Romola Garai stars as matchmaker Emma Woodhouse in this BBC adaptation of Jane Austen's classic comic novel. Despite the protestations of Mr. Knightly (Jonny Lee Miller) for her not to become involved, Emma's meddling has unforeseen effects when she persuades her young friend Harriet Smith (Louise Dylan) to reject the advances of a local farmer in favour of the dashingly eligible Mr Elton (Blake Ritson).
Established as a long-standing fan of Jane Austen novels, I explore, with interest, the coming of new film productions of her books that grace our screens. This film describing the life of Emma Woodhouse (Romola Garia) was both refreshing and inventive. However, it does not compromise my opinion for the other versions I have in my collection, and feel it follows the essential theme of Austen’s story in a way that makes it unique among other productions. The story for me is a familiar one: Emma Woodhouse, focused on her match-making endeavours to bring her chosen subjects together in marital bliss. This, we see, is where her interference begins to lead her into many confused situations. Believing she has succeeded in bringing about her governess’s marriage, Emma sends the wrong message to the local Vicar (Blake Ritson) whose affections she has targeted for her new friend Harriet Smith. Harriet, is considered of inferior birth by the Vicar who promptly rejects her, eventually declaring his love to a much bemused Emma Woodhouse. The lesson has been a hard one for Emma to learn, and provokes much regret and future caution in her. As Harriet’s endeavours to find happiness continue to pan through various acquaintances, she eventually raises the concern in Emma, when after a dance, Emma discovers her friend Harriet has developed designs on Mr Knightly (Jonny Lee Miller). In the closing stages of this film, a tender scene between Knightly and Emma emerges. Fearing the worst, Emma cuts Knightly’s attempt to confess his feelings for her short. Sensing she has offended him, she concedes and offers to confide in him as his long-standing friend. Her declaration briefly disappoints Knightly, but encourages him to reveal his intimate feelings for her, not just as a friend, but declares his desire to make her his beloved companion for life. A highly recommended, delightful, light-hearted and refreshing production of a much loved Jane Austen novel... CJB.
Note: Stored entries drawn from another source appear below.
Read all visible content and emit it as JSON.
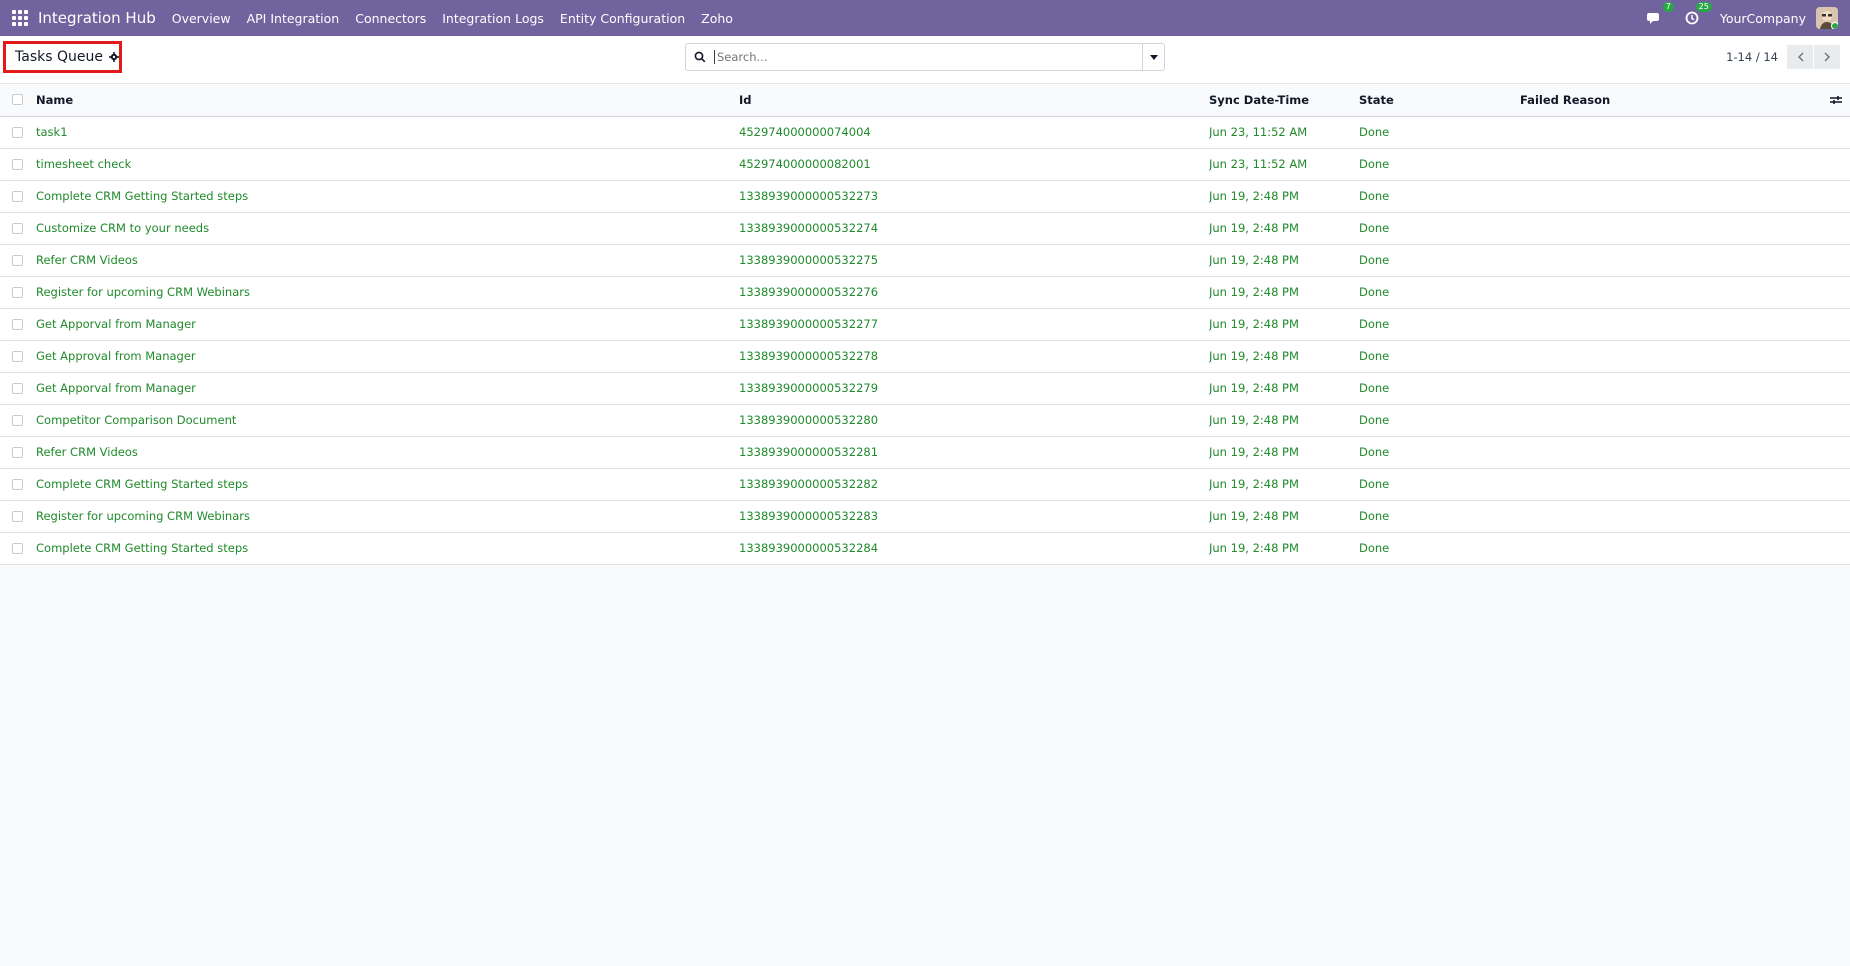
{
  "navbar": {
    "brand": "Integration Hub",
    "menu": [
      "Overview",
      "API Integration",
      "Connectors",
      "Integration Logs",
      "Entity Configuration",
      "Zoho"
    ],
    "messages_count": "7",
    "activities_count": "25",
    "company": "YourCompany"
  },
  "control_panel": {
    "title": "Tasks Queue",
    "search_placeholder": "Search...",
    "pager": "1-14 / 14"
  },
  "table": {
    "headers": {
      "name": "Name",
      "id": "Id",
      "sync": "Sync Date-Time",
      "state": "State",
      "failed": "Failed Reason"
    },
    "rows": [
      {
        "name": "task1",
        "id": "452974000000074004",
        "sync": "Jun 23, 11:52 AM",
        "state": "Done",
        "failed": ""
      },
      {
        "name": "timesheet check",
        "id": "452974000000082001",
        "sync": "Jun 23, 11:52 AM",
        "state": "Done",
        "failed": ""
      },
      {
        "name": "Complete CRM Getting Started steps",
        "id": "1338939000000532273",
        "sync": "Jun 19, 2:48 PM",
        "state": "Done",
        "failed": ""
      },
      {
        "name": "Customize CRM to your needs",
        "id": "1338939000000532274",
        "sync": "Jun 19, 2:48 PM",
        "state": "Done",
        "failed": ""
      },
      {
        "name": "Refer CRM Videos",
        "id": "1338939000000532275",
        "sync": "Jun 19, 2:48 PM",
        "state": "Done",
        "failed": ""
      },
      {
        "name": "Register for upcoming CRM Webinars",
        "id": "1338939000000532276",
        "sync": "Jun 19, 2:48 PM",
        "state": "Done",
        "failed": ""
      },
      {
        "name": "Get Apporval from Manager",
        "id": "1338939000000532277",
        "sync": "Jun 19, 2:48 PM",
        "state": "Done",
        "failed": ""
      },
      {
        "name": "Get Approval from Manager",
        "id": "1338939000000532278",
        "sync": "Jun 19, 2:48 PM",
        "state": "Done",
        "failed": ""
      },
      {
        "name": "Get Apporval from Manager",
        "id": "1338939000000532279",
        "sync": "Jun 19, 2:48 PM",
        "state": "Done",
        "failed": ""
      },
      {
        "name": "Competitor Comparison Document",
        "id": "1338939000000532280",
        "sync": "Jun 19, 2:48 PM",
        "state": "Done",
        "failed": ""
      },
      {
        "name": "Refer CRM Videos",
        "id": "1338939000000532281",
        "sync": "Jun 19, 2:48 PM",
        "state": "Done",
        "failed": ""
      },
      {
        "name": "Complete CRM Getting Started steps",
        "id": "1338939000000532282",
        "sync": "Jun 19, 2:48 PM",
        "state": "Done",
        "failed": ""
      },
      {
        "name": "Register for upcoming CRM Webinars",
        "id": "1338939000000532283",
        "sync": "Jun 19, 2:48 PM",
        "state": "Done",
        "failed": ""
      },
      {
        "name": "Complete CRM Getting Started steps",
        "id": "1338939000000532284",
        "sync": "Jun 19, 2:48 PM",
        "state": "Done",
        "failed": ""
      }
    ]
  },
  "colors": {
    "navbar": "#71639e",
    "link_green": "#1f8a2a",
    "highlight_red": "#e31a1a"
  },
  "icons": {
    "apps": "apps-grid-icon",
    "settings": "gear-icon",
    "search": "search-icon",
    "dropdown": "caret-down-icon",
    "messages": "chat-icon",
    "activities": "clock-icon",
    "prev": "chevron-left-icon",
    "next": "chevron-right-icon",
    "optional_columns": "sliders-icon"
  }
}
Emma has always been the one Jane Austen novel that I've never taken to but I was persuaded to buy the DVD last week as I've been a Romola Garai fan since Middlemarch and have recently discovered Jonny Lee Miller. Anyway spent four hours last night watching all four hours straight off - unusual for me. I loved the interplay between the two lead actors and the humour Jonny Lee brought Mr Knightly who had always struck me as rather boring in the book. Excellent supporting cast too & beautifully set - the extra features on the DVD revealed the amount of work which had gone into finding the locations & designing the sets and costumes. I'll certainly be watching again & again.
I watched this on TV first and I loved it so much and got impatient about waiting for the next episode that I decided to buy the DVD. I have watched it 5 times since I bought it at Christmas - what can I say, I'm a sucker for period romances!
I saw this on PBS in the USA and ordered it while I watched the series which was aired in it's entirety one Sunday afternoon. I am a big fan of Mr. Miller from Elementary. The casting, costumes and and beautiful settings make this series outstanding. I knew while I watched the 1st time this was one of those stories I would enjoy watching many times.